Recently my youngest daughter attempted to germinate a dry bean from the kitchen cupboard. She placed it with a wet napkin in a baggie and left it on the window sill. It sat there for days…and more days…until it showed signs of molding. And I, being the sentimental and nurturing mother that I am, tossed the baggie in the trash when she wasn’t looking.


The image comes back to me this morning as I read in Romans 6 about burial. As I look at my surroundings… attic totes everywhere, a cyclone of winter and summer clothes leaves no path through my upstairs. As I look at myself… eleven nineteen AM  and still in my bathrobe, unshowered, unfed. Really? Have I still not gotten myself together today? This year? This lifetime? 


Sibling squabbles interrupt my thoughts and I want to bury myself away from the day ahead.


I am that dried, shriveled seed. I am rotting, soon to mold and surely be tossed away. What use has God for useless seeds? 


Then I remember, all over again… death. Burial. Resurrection. Death. Burial. Resurrection.
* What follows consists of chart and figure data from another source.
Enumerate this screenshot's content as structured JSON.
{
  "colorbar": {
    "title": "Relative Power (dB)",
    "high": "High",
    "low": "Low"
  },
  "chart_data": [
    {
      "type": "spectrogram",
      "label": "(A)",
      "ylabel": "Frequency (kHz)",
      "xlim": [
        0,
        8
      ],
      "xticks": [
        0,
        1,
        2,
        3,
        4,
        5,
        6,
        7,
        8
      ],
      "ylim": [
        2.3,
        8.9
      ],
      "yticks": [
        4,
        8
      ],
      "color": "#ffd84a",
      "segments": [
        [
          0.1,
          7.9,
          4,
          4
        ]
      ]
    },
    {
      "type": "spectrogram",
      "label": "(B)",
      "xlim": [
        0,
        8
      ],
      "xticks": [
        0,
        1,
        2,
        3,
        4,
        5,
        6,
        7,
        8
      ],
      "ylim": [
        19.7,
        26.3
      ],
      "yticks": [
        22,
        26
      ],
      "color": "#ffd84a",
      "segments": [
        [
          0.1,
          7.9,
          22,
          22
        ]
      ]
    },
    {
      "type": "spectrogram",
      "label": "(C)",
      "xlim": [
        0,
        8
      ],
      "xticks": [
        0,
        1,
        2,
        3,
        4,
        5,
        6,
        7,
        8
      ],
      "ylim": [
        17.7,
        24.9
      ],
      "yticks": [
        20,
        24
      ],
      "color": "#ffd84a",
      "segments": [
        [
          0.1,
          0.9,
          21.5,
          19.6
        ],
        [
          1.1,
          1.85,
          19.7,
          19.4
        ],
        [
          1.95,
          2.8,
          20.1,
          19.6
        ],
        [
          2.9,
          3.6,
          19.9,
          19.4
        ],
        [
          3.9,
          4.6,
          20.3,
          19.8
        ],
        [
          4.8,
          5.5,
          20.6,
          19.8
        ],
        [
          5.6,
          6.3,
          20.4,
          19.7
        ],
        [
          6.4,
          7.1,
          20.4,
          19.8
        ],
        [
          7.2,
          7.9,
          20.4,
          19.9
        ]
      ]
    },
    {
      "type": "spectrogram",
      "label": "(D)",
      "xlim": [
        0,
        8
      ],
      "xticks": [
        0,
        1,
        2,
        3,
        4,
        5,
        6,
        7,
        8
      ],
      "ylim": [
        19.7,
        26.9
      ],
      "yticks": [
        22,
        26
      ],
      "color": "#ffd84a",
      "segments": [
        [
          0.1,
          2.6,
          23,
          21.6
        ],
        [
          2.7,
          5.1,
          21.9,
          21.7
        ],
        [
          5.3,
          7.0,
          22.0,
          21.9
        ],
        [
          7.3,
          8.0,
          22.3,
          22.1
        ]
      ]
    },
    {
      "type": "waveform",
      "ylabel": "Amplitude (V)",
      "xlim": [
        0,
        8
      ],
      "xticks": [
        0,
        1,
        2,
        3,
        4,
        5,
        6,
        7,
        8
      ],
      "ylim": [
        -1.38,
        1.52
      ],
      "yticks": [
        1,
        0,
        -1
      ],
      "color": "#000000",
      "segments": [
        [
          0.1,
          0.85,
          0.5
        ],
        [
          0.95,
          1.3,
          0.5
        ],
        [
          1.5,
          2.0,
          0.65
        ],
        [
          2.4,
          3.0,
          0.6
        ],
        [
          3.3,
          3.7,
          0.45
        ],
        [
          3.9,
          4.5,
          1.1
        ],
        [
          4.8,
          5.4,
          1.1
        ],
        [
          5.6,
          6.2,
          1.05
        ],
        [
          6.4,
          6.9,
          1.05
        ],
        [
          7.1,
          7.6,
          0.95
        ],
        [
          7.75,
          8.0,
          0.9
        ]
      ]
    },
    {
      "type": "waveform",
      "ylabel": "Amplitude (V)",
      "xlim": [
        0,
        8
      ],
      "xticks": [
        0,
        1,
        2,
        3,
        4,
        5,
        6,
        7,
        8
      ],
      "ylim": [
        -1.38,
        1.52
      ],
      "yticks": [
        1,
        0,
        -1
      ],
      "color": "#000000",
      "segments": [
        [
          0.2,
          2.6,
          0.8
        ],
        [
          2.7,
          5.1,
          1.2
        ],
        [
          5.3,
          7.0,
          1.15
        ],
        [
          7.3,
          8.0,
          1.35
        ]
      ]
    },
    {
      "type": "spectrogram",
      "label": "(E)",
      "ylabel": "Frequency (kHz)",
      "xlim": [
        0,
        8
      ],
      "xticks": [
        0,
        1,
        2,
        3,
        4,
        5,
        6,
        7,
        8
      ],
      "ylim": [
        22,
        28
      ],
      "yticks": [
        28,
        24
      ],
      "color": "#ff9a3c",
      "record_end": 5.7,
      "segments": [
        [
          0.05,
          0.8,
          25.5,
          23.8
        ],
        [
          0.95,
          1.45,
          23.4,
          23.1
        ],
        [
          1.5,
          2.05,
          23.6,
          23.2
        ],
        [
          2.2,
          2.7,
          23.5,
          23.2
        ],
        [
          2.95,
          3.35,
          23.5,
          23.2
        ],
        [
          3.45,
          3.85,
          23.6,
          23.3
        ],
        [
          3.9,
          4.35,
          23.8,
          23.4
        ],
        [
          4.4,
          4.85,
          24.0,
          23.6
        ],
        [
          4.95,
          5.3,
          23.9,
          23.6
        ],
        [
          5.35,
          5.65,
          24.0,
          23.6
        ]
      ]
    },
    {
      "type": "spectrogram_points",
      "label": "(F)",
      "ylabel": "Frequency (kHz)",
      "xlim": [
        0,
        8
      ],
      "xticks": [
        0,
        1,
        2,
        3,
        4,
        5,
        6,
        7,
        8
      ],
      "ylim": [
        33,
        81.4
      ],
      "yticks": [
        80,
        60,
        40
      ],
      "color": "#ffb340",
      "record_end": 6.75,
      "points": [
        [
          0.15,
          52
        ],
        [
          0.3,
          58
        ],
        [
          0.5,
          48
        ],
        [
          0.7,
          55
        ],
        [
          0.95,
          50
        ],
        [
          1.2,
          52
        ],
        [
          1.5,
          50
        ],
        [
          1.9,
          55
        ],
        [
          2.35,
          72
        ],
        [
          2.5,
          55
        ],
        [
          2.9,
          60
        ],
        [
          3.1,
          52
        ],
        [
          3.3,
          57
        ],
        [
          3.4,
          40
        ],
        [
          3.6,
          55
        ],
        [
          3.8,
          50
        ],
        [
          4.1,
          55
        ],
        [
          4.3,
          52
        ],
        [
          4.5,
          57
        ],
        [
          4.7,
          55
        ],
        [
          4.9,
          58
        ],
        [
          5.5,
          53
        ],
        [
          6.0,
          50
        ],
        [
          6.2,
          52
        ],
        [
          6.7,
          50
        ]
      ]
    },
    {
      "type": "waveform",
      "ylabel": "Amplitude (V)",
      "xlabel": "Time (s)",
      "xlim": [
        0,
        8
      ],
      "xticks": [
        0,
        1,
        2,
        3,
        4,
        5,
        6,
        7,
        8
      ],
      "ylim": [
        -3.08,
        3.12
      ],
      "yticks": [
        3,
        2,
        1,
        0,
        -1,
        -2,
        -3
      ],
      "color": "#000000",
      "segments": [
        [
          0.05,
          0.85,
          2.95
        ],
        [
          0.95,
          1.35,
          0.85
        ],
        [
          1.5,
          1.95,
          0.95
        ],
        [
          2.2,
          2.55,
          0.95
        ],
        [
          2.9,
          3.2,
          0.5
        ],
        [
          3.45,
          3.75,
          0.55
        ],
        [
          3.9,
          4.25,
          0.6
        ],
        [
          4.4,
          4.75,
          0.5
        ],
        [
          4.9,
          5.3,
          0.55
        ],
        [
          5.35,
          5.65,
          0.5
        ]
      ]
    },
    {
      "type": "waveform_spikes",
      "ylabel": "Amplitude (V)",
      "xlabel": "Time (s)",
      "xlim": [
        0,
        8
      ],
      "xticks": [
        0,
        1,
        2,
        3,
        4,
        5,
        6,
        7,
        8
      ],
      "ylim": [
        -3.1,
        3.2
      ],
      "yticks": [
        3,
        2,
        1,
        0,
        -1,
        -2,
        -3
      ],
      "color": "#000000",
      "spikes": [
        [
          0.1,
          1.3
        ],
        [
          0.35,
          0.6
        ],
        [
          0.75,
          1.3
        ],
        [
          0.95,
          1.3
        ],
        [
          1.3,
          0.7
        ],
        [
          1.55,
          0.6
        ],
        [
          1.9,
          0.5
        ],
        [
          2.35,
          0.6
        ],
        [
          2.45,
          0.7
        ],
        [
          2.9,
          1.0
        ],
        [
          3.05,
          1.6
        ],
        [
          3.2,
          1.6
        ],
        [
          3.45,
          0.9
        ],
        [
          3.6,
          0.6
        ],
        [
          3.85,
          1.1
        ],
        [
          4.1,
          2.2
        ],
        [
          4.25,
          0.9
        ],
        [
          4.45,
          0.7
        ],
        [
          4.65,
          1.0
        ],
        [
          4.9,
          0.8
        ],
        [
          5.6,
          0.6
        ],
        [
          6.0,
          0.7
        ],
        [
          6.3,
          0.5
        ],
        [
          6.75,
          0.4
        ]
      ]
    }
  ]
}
Isn’t it about time I bury my old self? Quit wallowing in the dirt of failure and go down under it instead. Finally surrender to the reality–the revelation–that I can never make improvements on what is meant for burial. 


I am a seed planted with the intention of new life. Lord, I surrender. I come gladly to the grave.


grave

“Up from the grave He arose. He arose a victor from the dark domain and He lives forever with His saints to reign….”


“Those who receive abundance of grace and the gift of righteousness shall reign in life by one, Christ Jesus (Romans 5:17).”


Can I reign in life today? This shriveled, dry shell of a life I’ve attempted?


Perhaps resurrection is possible.


What if it really is all about what nature has been proclaiming from the very beginning?


crocus

What if I have been wintering far too long, this endless grey sky of self-loathing… when the Son longs to shine on buried seed?


What if, through the vain pursuit of God through religious ritual and self-righteous labor, we have attempted to bear fruit without ever planting? 


Perhaps it’s more about seeds than deeds.


What if it really is all about rest?